Mr. McTernan described him as a "fearless worker to whom long hours meant nothing," and "in his work, [he] combined intelligence, integrity and confidence."
Mr. Koch was named president of Arundel Corp. in 1963 and succeeded C. Warren Black as chairman of the board in 1966.
In 1972, after retiring from the company, he went to work for the state Department of Transportation, then under the administration of Harry Hughes, later Maryland governor.
There, Mr. Koch administered contract claims involving the construction of the second Chesapeake Bay Bridge span and the Francis Scott Key Bridge.
In the 1980s, while working with the state's Mass Transit Administration, he organized and managed the Construction Claims Department during the building of the $800 million Baltimore Metro subway.
"From the standpoint of constructability of a project, he was of great help to us," Mr. Hughes, said yesterday. "He did an excellent job for the state. and in doing so, no doubt saved Maryland lots of money by reviewing contracts."
Mr. Koch had been a member of the boards of Maryland National Bank, Savings Bank of Baltimore, Maryland Slag Co. and Baltimore Brick Co. He also was a member of the American Society of Military Engineers.

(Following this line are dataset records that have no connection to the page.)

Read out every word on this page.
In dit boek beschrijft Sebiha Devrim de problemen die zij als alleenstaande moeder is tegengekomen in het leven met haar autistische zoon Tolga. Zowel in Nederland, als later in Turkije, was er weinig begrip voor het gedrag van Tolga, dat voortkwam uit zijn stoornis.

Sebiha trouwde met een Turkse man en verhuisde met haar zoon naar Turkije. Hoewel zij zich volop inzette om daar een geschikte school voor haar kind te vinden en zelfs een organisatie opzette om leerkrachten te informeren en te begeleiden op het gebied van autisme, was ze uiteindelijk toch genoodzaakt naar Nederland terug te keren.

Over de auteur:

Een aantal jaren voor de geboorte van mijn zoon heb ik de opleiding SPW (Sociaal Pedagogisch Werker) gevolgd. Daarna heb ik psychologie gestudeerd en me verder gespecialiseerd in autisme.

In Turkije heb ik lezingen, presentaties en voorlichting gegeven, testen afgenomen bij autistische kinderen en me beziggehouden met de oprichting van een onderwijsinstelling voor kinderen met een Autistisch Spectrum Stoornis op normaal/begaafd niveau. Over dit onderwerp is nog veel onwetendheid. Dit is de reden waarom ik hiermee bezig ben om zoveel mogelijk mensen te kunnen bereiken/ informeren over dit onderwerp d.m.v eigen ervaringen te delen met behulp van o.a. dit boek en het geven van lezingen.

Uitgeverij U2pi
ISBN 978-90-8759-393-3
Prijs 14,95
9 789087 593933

In his retirement, Mr. Koch volunteered with Genesis Jobs Inc., a nonprofit organization in Remington that helps workers find entry-level positions.
He was an avid golfer. He was a former member of the Maryland Club, Bachelors Cotillon, Green Spring Valley Hunt Club, Center Club and Towson Elks.
He was a communicant of the Roman Catholic Shrine of the Sacred Heart, Smith and Greely avenues in Mount Washington, where a memorial Mass will be offered at 11 a.m. today.
He is survived by his wife of 55 years, the former May Dulany Belt; a son, Robert P. Koch of Annapolis; three daughters, Catherine D. Koch of Denver, Rebecca B. Koch of Santa Fe, N.M., and Marietta K. Nolley of Homeland; a brother, Edward Koch of Englewood, Colo.; and 10 grandchildren.